Le Fonds a aussi été confronté à de nombreuses critiques : malversations, maisons construites de façon tronquée pour ne durer que 5 à 10 ans, corruption dans la sélection des bénéficiaires allant jusqu’à en faire profiter d’anciens miliciens ! En 2010, suite à un contrôle minutieux, plus de 17 000 cas de tricherie avaient été décelés et 47 entrepreneurs malhonnêtes identifiés et traînés en justice.

Mais les défis ne se résument pas à la mise en œuvre du Fonds. Déjà, en 2009, le collectif des associations de rescapés du génocide Ibuka [souviens-toi, en langue rwandaise], dénonçait le fait que, en lieu et place d’une indemnisation des préjudiciés, l’Etat a opté pour la création du FARG que « même les victimes sont condamnées à alimenter pour payer leur propre réparation », comme le cingle Denis Bikesha, professeur de droit à l’Université du Rwanda. Pour lui, « la réparation des victimes doit être comprise comme un droit et non une faveur ».

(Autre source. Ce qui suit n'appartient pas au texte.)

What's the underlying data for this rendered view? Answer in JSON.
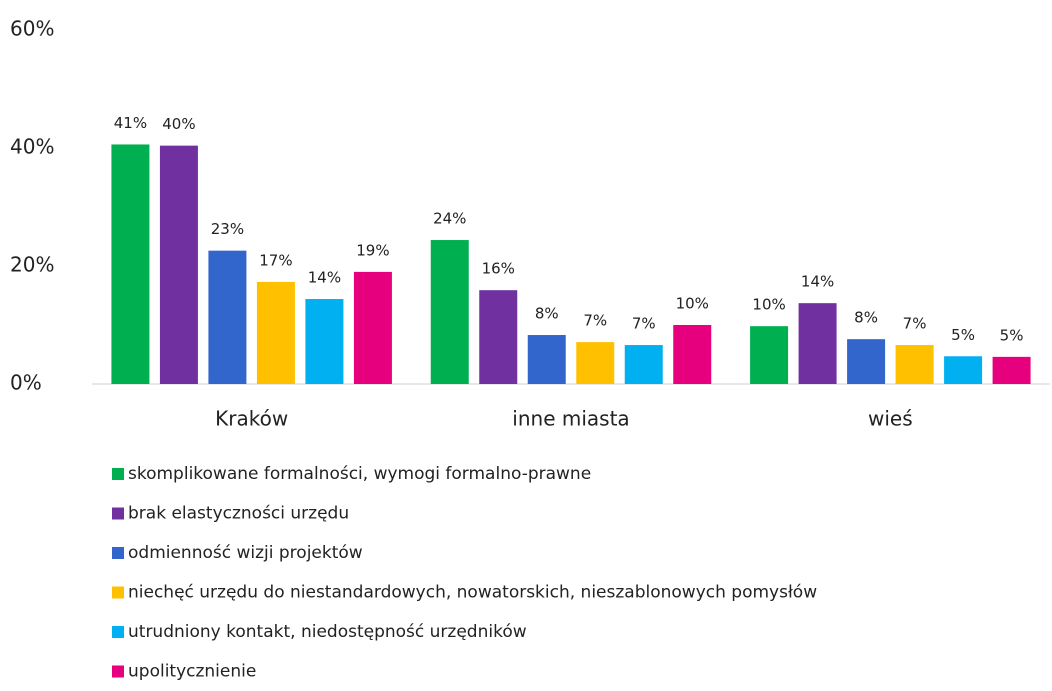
{
  "chart_data": {
    "type": "bar",
    "categories": [
      "Kraków",
      "inne miasta",
      "wieś"
    ],
    "series": [
      {
        "name": "skomplikowane formalności, wymogi formalno-prawne",
        "color": "#00b050",
        "values": [
          40.6,
          24.4,
          9.8
        ],
        "value_labels": [
          "41%",
          "24%",
          "10%"
        ]
      },
      {
        "name": "brak elastyczności urzędu",
        "color": "#7030a0",
        "values": [
          40.4,
          15.9,
          13.7
        ],
        "value_labels": [
          "40%",
          "16%",
          "14%"
        ]
      },
      {
        "name": "odmienność wizji projektów",
        "color": "#3366cc",
        "values": [
          22.6,
          8.3,
          7.6
        ],
        "value_labels": [
          "23%",
          "8%",
          "8%"
        ]
      },
      {
        "name": "niechęć urzędu do niestandardowych, nowatorskich, nieszablonowych pomysłów",
        "color": "#ffc000",
        "values": [
          17.3,
          7.1,
          6.6
        ],
        "value_labels": [
          "17%",
          "7%",
          "7%"
        ]
      },
      {
        "name": "utrudniony kontakt, niedostępność urzędników",
        "color": "#00b0f0",
        "values": [
          14.4,
          6.6,
          4.7
        ],
        "value_labels": [
          "14%",
          "7%",
          "5%"
        ]
      },
      {
        "name": "upolitycznienie",
        "color": "#e6007e",
        "values": [
          19.0,
          10.0,
          4.6
        ],
        "value_labels": [
          "19%",
          "10%",
          "5%"
        ]
      }
    ],
    "ylim": [
      0,
      60
    ],
    "yticks": [
      {
        "value": 0,
        "label": "0%"
      },
      {
        "value": 20,
        "label": "20%"
      },
      {
        "value": 40,
        "label": "40%"
      },
      {
        "value": 60,
        "label": "60%"
      }
    ],
    "grid": false,
    "legend": "bottom"
  }
}
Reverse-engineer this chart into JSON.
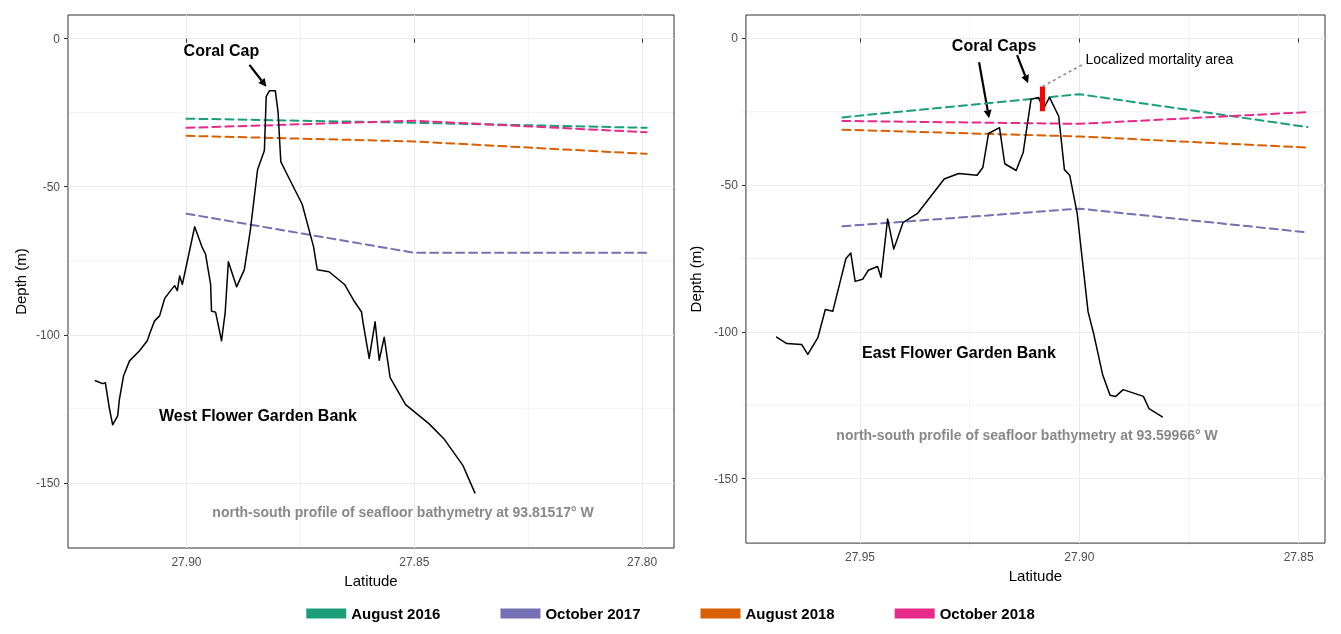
{
  "chart_data": [
    {
      "type": "line",
      "xlabel": "Latitude",
      "ylabel": "Depth (m)",
      "xlim": [
        27.926,
        27.793
      ],
      "ylim": [
        -172,
        8
      ],
      "xticks": [
        {
          "value": 27.9,
          "label": "27.90"
        },
        {
          "value": 27.875,
          "label": null
        },
        {
          "value": 27.85,
          "label": "27.85"
        },
        {
          "value": 27.825,
          "label": null
        },
        {
          "value": 27.8,
          "label": "27.80"
        }
      ],
      "yticks": [
        -150,
        {
          "value": -125,
          "label": null
        },
        -100,
        {
          "value": -75,
          "label": null
        },
        -50,
        {
          "value": -25,
          "label": null
        },
        0
      ],
      "grid": true,
      "legend": "bottom",
      "marker": "none",
      "line_style": "dashed",
      "series": [
        {
          "color": "#000000",
          "line_style": "solid",
          "x": [
            27.92,
            27.9184,
            27.9178,
            27.9169,
            27.9162,
            27.9151,
            27.9147,
            27.9138,
            27.9125,
            27.9103,
            27.9086,
            27.9081,
            27.907,
            27.9059,
            27.9048,
            27.9037,
            27.9026,
            27.902,
            27.9015,
            27.9009,
            27.8982,
            27.8966,
            27.8958,
            27.8947,
            27.8945,
            27.8936,
            27.8923,
            27.8915,
            27.8908,
            27.889,
            27.8873,
            27.886,
            27.8844,
            27.8829,
            27.8825,
            27.8818,
            27.8805,
            27.8799,
            27.8793,
            27.8776,
            27.8746,
            27.8721,
            27.8713,
            27.8687,
            27.8653,
            27.8633,
            27.8616,
            27.8612,
            27.8599,
            27.8586,
            27.8577,
            27.8566,
            27.8553,
            27.8519,
            27.8468,
            27.8434,
            27.8393,
            27.8367
          ],
          "values": [
            -115.5,
            -116.5,
            -116.2,
            -125,
            -130.4,
            -127.4,
            -121.6,
            -113.8,
            -108.8,
            -105.4,
            -102,
            -99.7,
            -95.3,
            -93.6,
            -87.8,
            -85.5,
            -83.4,
            -85.1,
            -80.1,
            -83,
            -63.5,
            -70.3,
            -72.8,
            -83,
            -92,
            -92.4,
            -102,
            -92.4,
            -75.3,
            -83.8,
            -78,
            -64.9,
            -44.3,
            -37.8,
            -19.6,
            -17.6,
            -17.6,
            -24.7,
            -41.5,
            -46.8,
            -55.9,
            -70.3,
            -78,
            -78.7,
            -83,
            -88.4,
            -92.2,
            -96.3,
            -108,
            -95.6,
            -108.6,
            -100.8,
            -114.5,
            -123.6,
            -130,
            -135.3,
            -144.2,
            -153.4
          ]
        },
        {
          "name": "August 2016",
          "color": "#1b9e77",
          "x": [
            27.9,
            27.85,
            27.799
          ],
          "values": [
            -27,
            -28.4,
            -30.1
          ]
        },
        {
          "name": "October 2017",
          "color": "#7570b3",
          "x": [
            27.9,
            27.85,
            27.799
          ],
          "values": [
            -59.1,
            -72.3,
            -72.3
          ]
        },
        {
          "name": "August 2018",
          "color": "#d95f02",
          "x": [
            27.9,
            27.85,
            27.799
          ],
          "values": [
            -32.8,
            -34.7,
            -38.9
          ]
        },
        {
          "name": "October 2018",
          "color": "#e7298a",
          "x": [
            27.9,
            27.85,
            27.799
          ],
          "values": [
            -30.1,
            -27.7,
            -31.6
          ]
        }
      ],
      "annotations": [
        {
          "text": "Coral Cap",
          "x": 27.8818,
          "y": -17.6
        },
        "West Flower Garden Bank",
        "north-south profile of seafloor bathymetry at 93.81517° W"
      ]
    },
    {
      "type": "line",
      "xlabel": "Latitude",
      "ylabel": "Depth (m)",
      "xlim": [
        27.976,
        27.844
      ],
      "ylim": [
        -172,
        8
      ],
      "xticks": [
        {
          "value": 27.95,
          "label": "27.95"
        },
        {
          "value": 27.925,
          "label": null
        },
        {
          "value": 27.9,
          "label": "27.90"
        },
        {
          "value": 27.875,
          "label": null
        },
        {
          "value": 27.85,
          "label": "27.85"
        }
      ],
      "yticks": [
        -150,
        {
          "value": -125,
          "label": null
        },
        -100,
        {
          "value": -75,
          "label": null
        },
        -50,
        {
          "value": -25,
          "label": null
        },
        0
      ],
      "grid": true,
      "marker": "none",
      "line_style": "dashed",
      "series": [
        {
          "color": "#000000",
          "line_style": "solid",
          "x": [
            27.969,
            27.9667,
            27.9633,
            27.9619,
            27.9596,
            27.9579,
            27.9562,
            27.9545,
            27.9532,
            27.9521,
            27.9511,
            27.9494,
            27.9481,
            27.946,
            27.9452,
            27.9437,
            27.9423,
            27.9402,
            27.9368,
            27.9308,
            27.9275,
            27.9233,
            27.922,
            27.9207,
            27.9182,
            27.917,
            27.9144,
            27.9128,
            27.911,
            27.9093,
            27.9082,
            27.9068,
            27.9047,
            27.9034,
            27.9022,
            27.9005,
            27.898,
            27.8968,
            27.8947,
            27.893,
            27.8917,
            27.89,
            27.8854,
            27.8841,
            27.8811
          ],
          "values": [
            -101.8,
            -104,
            -104.3,
            -107.7,
            -102,
            -92.4,
            -93,
            -82.8,
            -75,
            -73.1,
            -82.8,
            -82.1,
            -79,
            -77.7,
            -81.4,
            -61.5,
            -71.8,
            -62.8,
            -59.5,
            -47.9,
            -46,
            -46.6,
            -44,
            -32.4,
            -30.4,
            -42.7,
            -45,
            -38.9,
            -20.7,
            -20.1,
            -24,
            -20.1,
            -26.5,
            -44.7,
            -46.6,
            -59.5,
            -93.2,
            -100.2,
            -114.5,
            -121.6,
            -122,
            -119.7,
            -122,
            -126.2,
            -129
          ]
        },
        {
          "color": "#1b9e77",
          "x": [
            27.954,
            27.9,
            27.848
          ],
          "values": [
            -26.9,
            -19,
            -30.2
          ]
        },
        {
          "color": "#7570b3",
          "x": [
            27.954,
            27.9,
            27.848
          ],
          "values": [
            -64,
            -58,
            -66.1
          ]
        },
        {
          "color": "#d95f02",
          "x": [
            27.954,
            27.9,
            27.848
          ],
          "values": [
            -31.1,
            -33.4,
            -37.2
          ]
        },
        {
          "color": "#e7298a",
          "x": [
            27.954,
            27.9,
            27.848
          ],
          "values": [
            -28.1,
            -29.1,
            -25.1
          ]
        },
        {
          "color": "#ff0000",
          "line_style": "solid",
          "x": [
            27.9084,
            27.9084
          ],
          "values": [
            -16.4,
            -24.8
          ]
        }
      ],
      "annotations": [
        {
          "text": "Coral Caps",
          "x": 27.911,
          "y": -20.7
        },
        {
          "text": "Localized mortality area",
          "x": 27.9084,
          "y": -16.4
        },
        "East Flower Garden Bank",
        "north-south profile of seafloor bathymetry at 93.59966° W"
      ]
    }
  ]
}
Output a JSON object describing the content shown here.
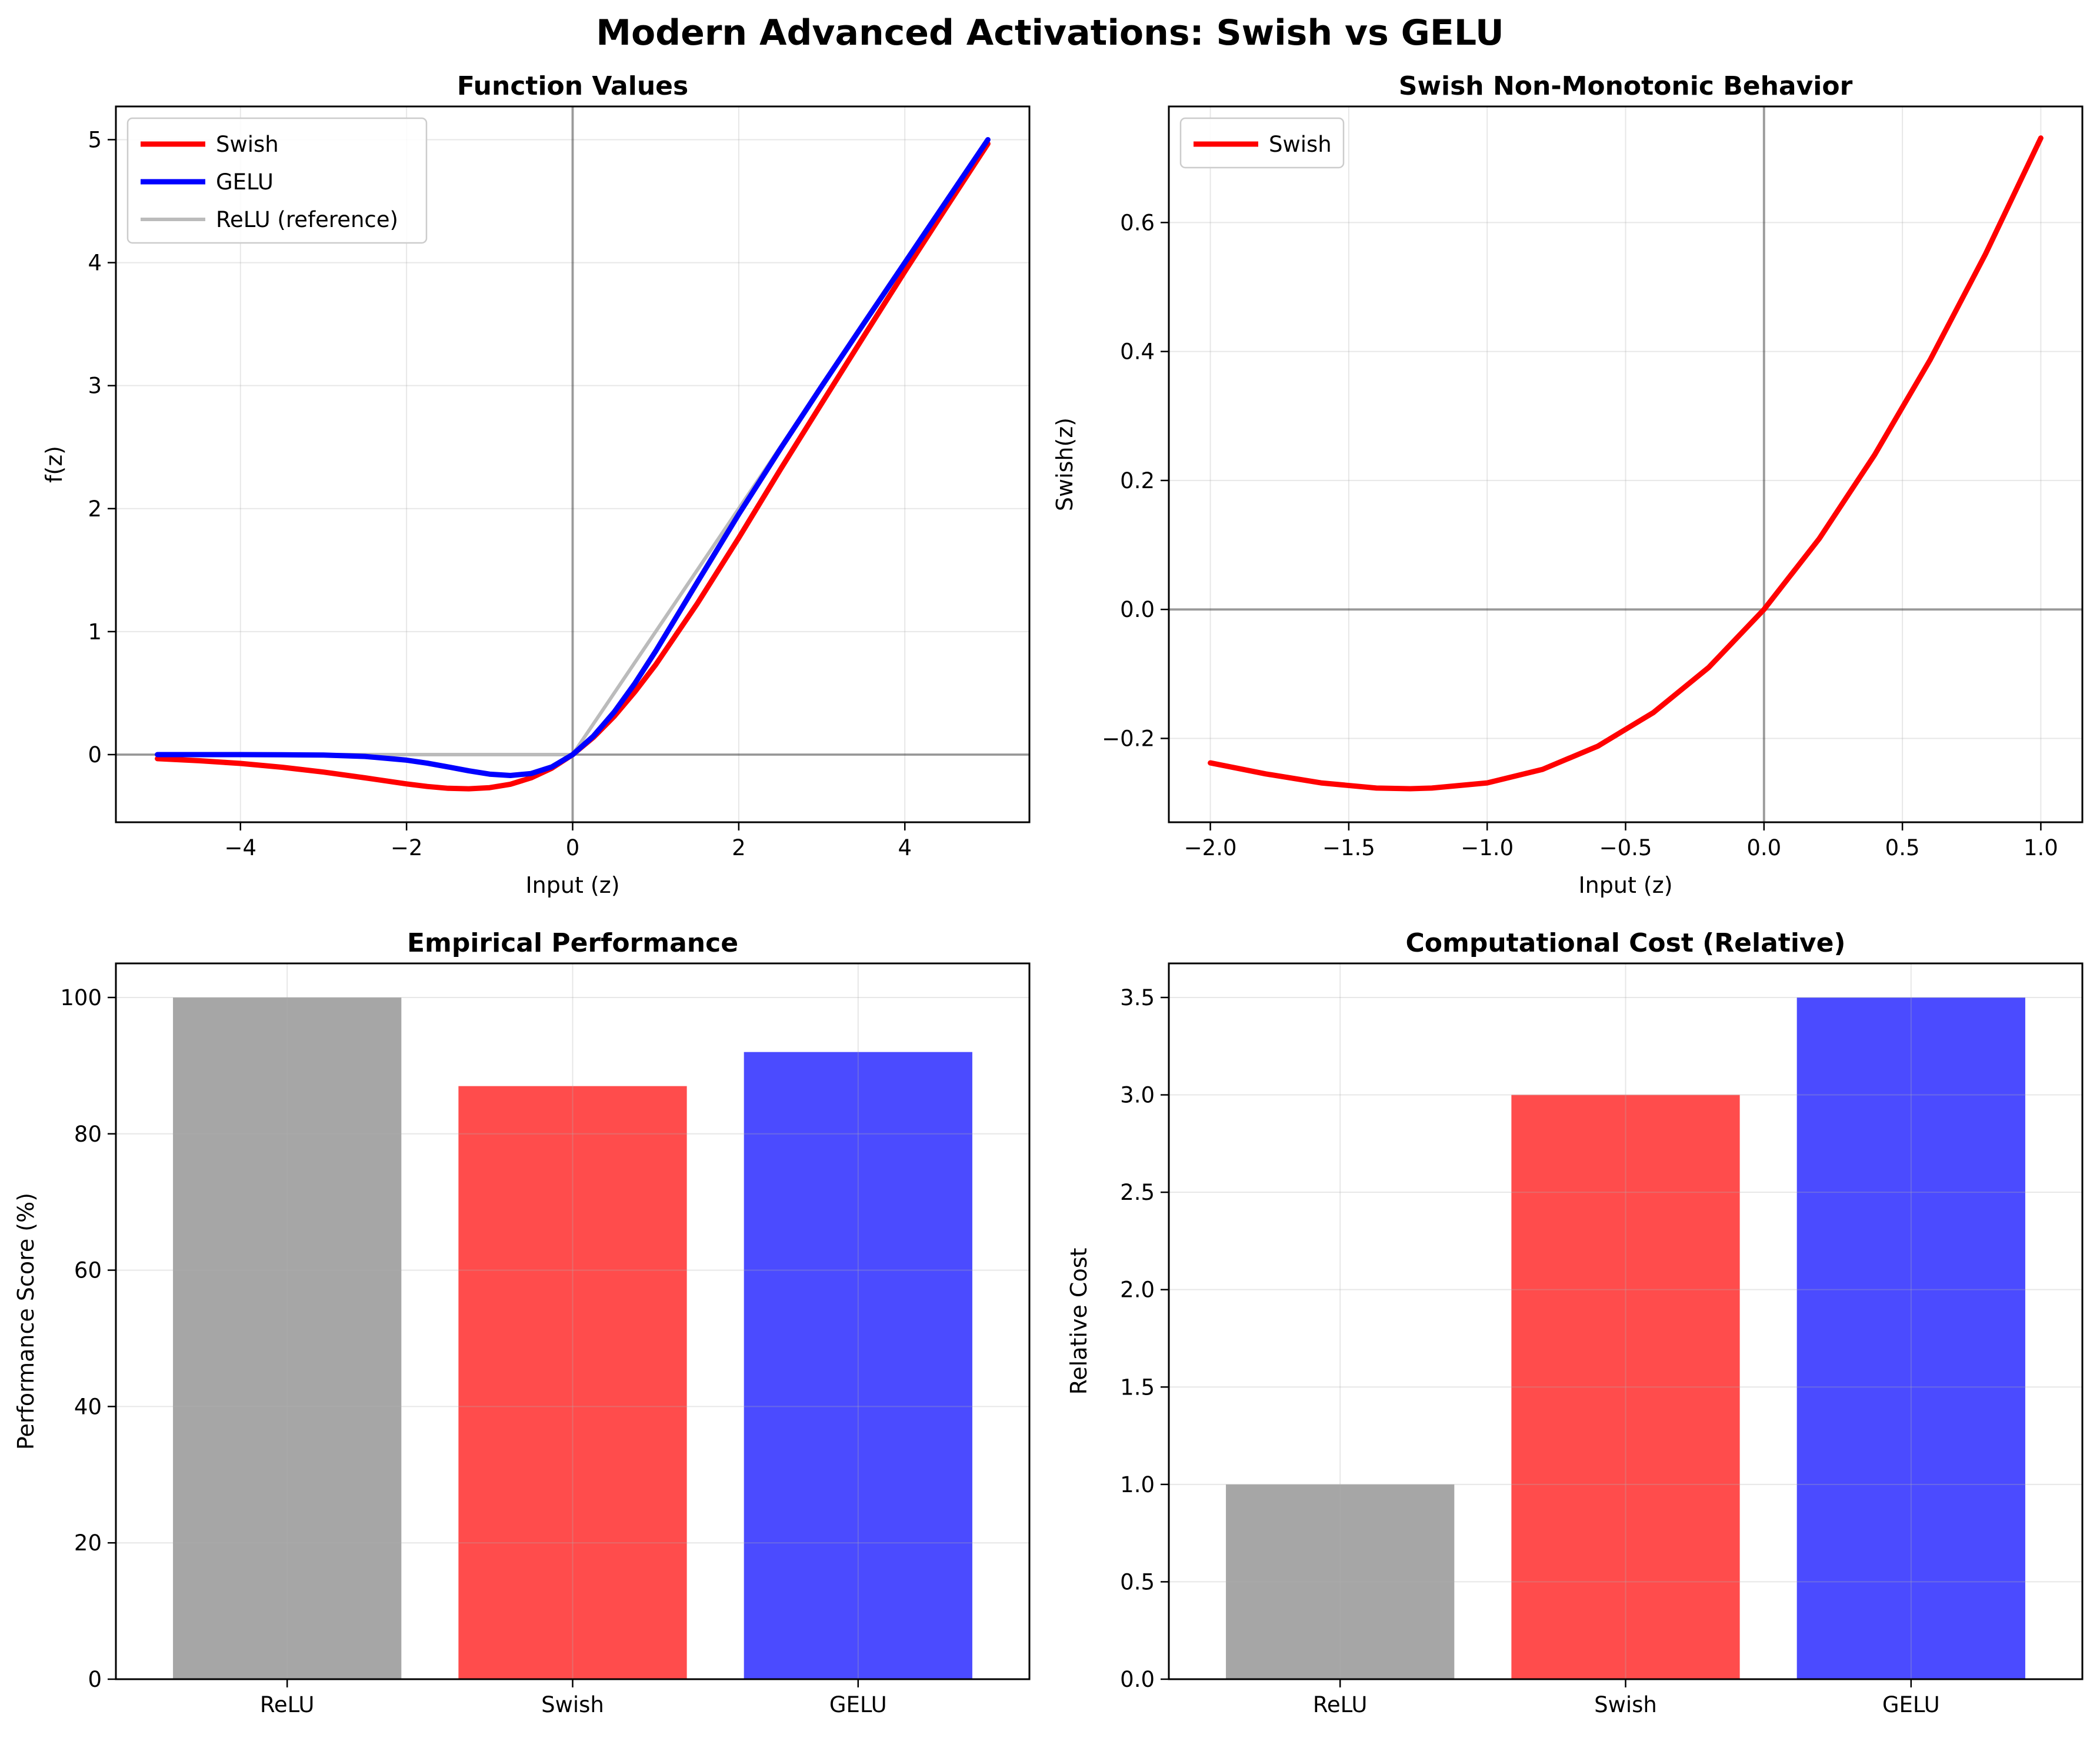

Au cours d’une réunion de rescapés du génocide, en décembre 2018 à Rusizi, au sud-ouest du Rwanda, les participants ne sont pas plus cléments. Génocide ou pas, disent-ils en substance, l’Etat n’a-t-il pas l’obligation de pourvoir aux plus vulnérables et aux déshérités ?, s’interroge Laurent Ndagijimana, président local d’Ibuka. « Nous voulons nos droits, pas des privilèges », dit-il sèchement. Même si le FARG accomplit de bonnes choses pour « nos veuves, orphelins et tous les vulnérables », dit-il, ses services sont perçus, d’un côté, comme « une faveur à demander et, de l’autre, comme une faveur à octroyer ». Avec l’organisation des procès – des centaines de milliers de Rwandais ont été jugés pour leur participation au génocide, notamment à travers des tribunaux communautaires appelés gacaca –, on a eu « la vérité » et « les coupables punis », reconnaît Ndayambaje. Mais pour une justice pleine, conclut-il, il fallait « juste un petit pas vers la réparation, même symbolique ».

Comme le conclut un ancien parlementaire retraité, pour un Etat, « il est plus facile d’organiser que d’arrêter un génocide et/ou d’en réparer les séquelles ».